Significant Increase in College-bound Hispanics Projected For The South

The current number of Hispanic high school graduates in the 16 states that constitute the Southern Regional Education Board is projected to more than double by 2022, outpacing national projections, according to a new report released by Denver-based Western Interstate Commission for Higher Education.

The report, Knocking at the College Door: Projections of High School Graduates by State and Race/Ethnicity 1992-2022, shows that many SREB states will see far greater proportions of Hispanic high school graduates and prospective students in colleges and career preparation schools in the coming years.

“This report shows the demographic challenges the region will face now and in the years to come,” said SREB President Dave Spence. “States need to focus more attention on helping all students achieve at high levels, graduate from high school and continue their learning in college and career preparation.”

SREB States

 Number of Hispanic Students Enrolled in Public Schools in 2008

Projections for Hispanics enrolled in Public Schools in 2022

Alabama

658

5,540

Arizona

1,506

8,786

Delaware

430

1,763

Florida

34,949

71,448

Georgia

3,942

24,566

Kentucky

785

6,953

Louisiana

534

935

Maryland

3,579

13,179

Mississippi

240

1,807

North Carolina

4,483

28,340

Oklahoma

2,457

7,710

South Carolina

1,019

9,204

Tennessee

1,356

13,407

Texas

99,741

164,269

Virginia

4,525

17,547

West Virginia

140

707

United States

465,480

780,268

The report projects that the number of Hispanic students enrolled in public primary and secondary schools will continue to rise in the 16 SREB states, from 2.2 million in 2001 to 3.8 million in 2011.

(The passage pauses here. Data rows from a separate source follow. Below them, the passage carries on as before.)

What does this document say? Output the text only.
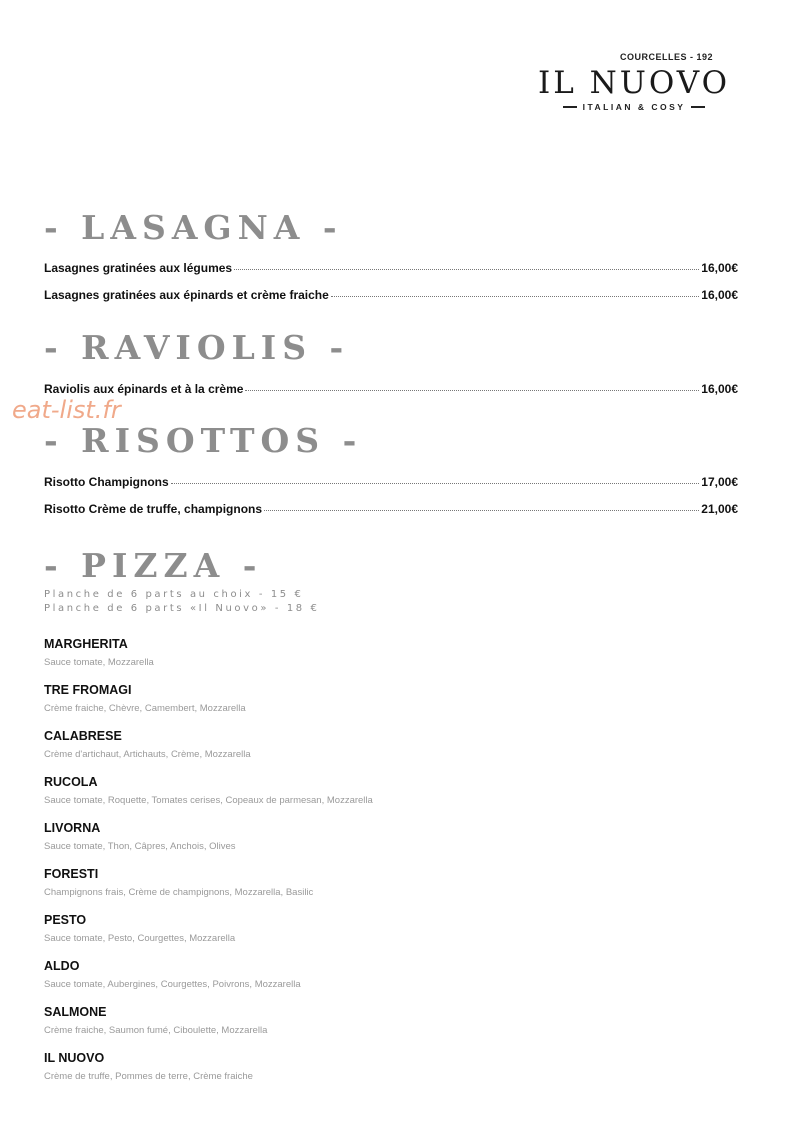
COURCELLES - 192
IL NUOVO
ITALIAN & COSY
- LASAGNA -
Lasagnes gratinées aux légumes	16,00€
Lasagnes gratinées aux épinards et crème fraiche	16,00€
- RAVIOLIS -
Raviolis aux épinards et à la crème	16,00€
eat-list.fr
- RISOTTOS -
Risotto Champignons	17,00€
Risotto Crème de truffe, champignons	21,00€
- PIZZA -
Planche de 6 parts au choix - 15 €
Planche de 6 parts «Il Nuovo» - 18 €
MARGHERITA
Sauce tomate, Mozzarella
TRE FROMAGI
Crème fraiche, Chèvre, Camembert, Mozzarella
CALABRESE
Crème d'artichaut, Artichauts, Crème, Mozzarella
RUCOLA
Sauce tomate, Roquette, Tomates cerises, Copeaux de parmesan, Mozzarella
LIVORNA
Sauce tomate, Thon, Câpres, Anchois, Olives
FORESTI
Champignons frais, Crème de champignons, Mozzarella, Basilic
PESTO
Sauce tomate, Pesto, Courgettes, Mozzarella
ALDO
Sauce tomate, Aubergines, Courgettes, Poivrons, Mozzarella
SALMONE
Crème fraiche, Saumon fumé, Ciboulette, Mozzarella
IL NUOVO
Crème de truffe, Pommes de terre, Crème fraiche
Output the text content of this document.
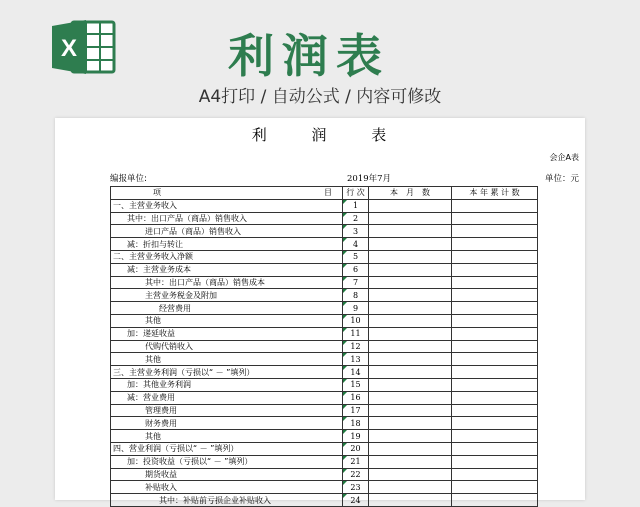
X	利润表
A4打印 / 自动公式 / 内容可修改
利	润	表
会企A表
编报单位:	2019年7月	单位：元
项 目	行 次	本　月　数	本 年 累 计 数
一、主营业务收入	1		
其中：出口产品（商品）销售收入	2		
进口产品（商品）销售收入	3		
减：折扣与转让	4		
二、主营业务收入净额	5		
减：主营业务成本	6		
其中：出口产品（商品）销售成本	7		
主营业务税金及附加	8		
经营费用	9		
其他	10		
加：递延收益	11		
代购代销收入	12		
其他	13		
三、主营业务利润（亏损以“ － ”填列）	14		
加：其他业务利润	15		
减：营业费用	16		
管理费用	17		
财务费用	18		
其他	19		
四、营业利润（亏损以“ － ”填列）	20		
加：投资收益（亏损以“ － ”填列）	21		
期货收益	22		
补贴收入	23		
其中：补贴前亏损企业补贴收入	24		
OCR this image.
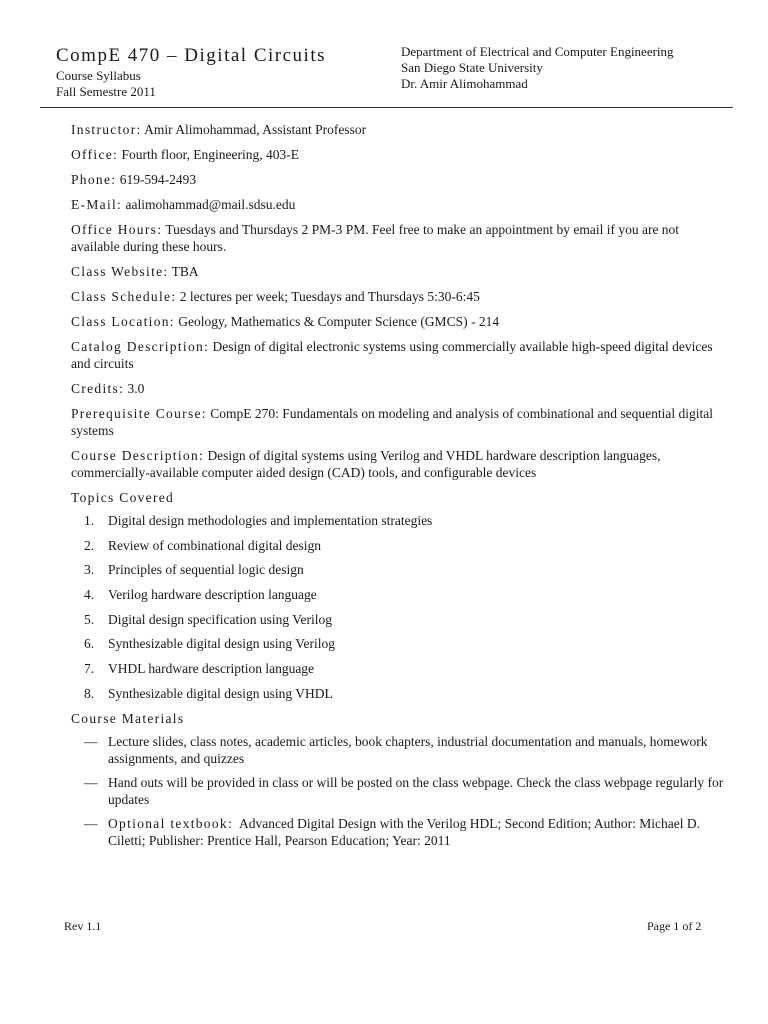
CompE 470 – Digital Circuits
Course Syllabus
Fall Semestre 2011
Department of Electrical and Computer Engineering
San Diego State University
Dr. Amir Alimohammad
Instructor: Amir Alimohammad, Assistant Professor
Office: Fourth floor, Engineering, 403-E
Phone: 619-594-2493
E-Mail: aalimohammad@mail.sdsu.edu
Office Hours: Tuesdays and Thursdays 2 PM-3 PM. Feel free to make an appointment by email if you are not available during these hours.
Class Website: TBA
Class Schedule: 2 lectures per week; Tuesdays and Thursdays 5:30-6:45
Class Location: Geology, Mathematics & Computer Science (GMCS) - 214
Catalog Description: Design of digital electronic systems using commercially available high-speed digital devices and circuits
Credits: 3.0
Prerequisite Course: CompE 270: Fundamentals on modeling and analysis of combinational and sequential digital systems
Course Description: Design of digital systems using Verilog and VHDL hardware description languages, commercially-available computer aided design (CAD) tools, and configurable devices
Topics Covered
1.	Digital design methodologies and implementation strategies
2.	Review of combinational digital design
3.	Principles of sequential logic design
4.	Verilog hardware description language
5.	Digital design specification using Verilog
6.	Synthesizable digital design using Verilog
7.	VHDL hardware description language
8.	Synthesizable digital design using VHDL
Course Materials
— Lecture slides, class notes, academic articles, book chapters, industrial documentation and manuals, homework assignments, and quizzes
— Hand outs will be provided in class or will be posted on the class webpage. Check the class webpage regularly for updates
— Optional textbook:  Advanced Digital Design with the Verilog HDL; Second Edition; Author: Michael D. Ciletti; Publisher: Prentice Hall, Pearson Education; Year: 2011
Rev 1.1	Page 1 of 2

According to the report, three SREB states will see “explosive growth” of greater than 20 percent in the overall number of high school graduates through 2022: Florida, Georgia and Texas. Two SREB states will see “rapid expansion” in the number of high school graduates: Arkansas and North Carolina.

High school enrollment of Hispanic students in the SREB area will more than triple, from 596,000 during the 2001 school year to more than 1.7 million by 2019. In most SREB states, the number of White students and Black students will drop substantially.

Many SREB states have seen major increases in the college enrollment of students in all racial/ethnic minority groups, especially Black and Hispanic students. States need to help more students from these traditionally undereducated groups finish college to continue the region’s progress in raising education levels, SREB officials say.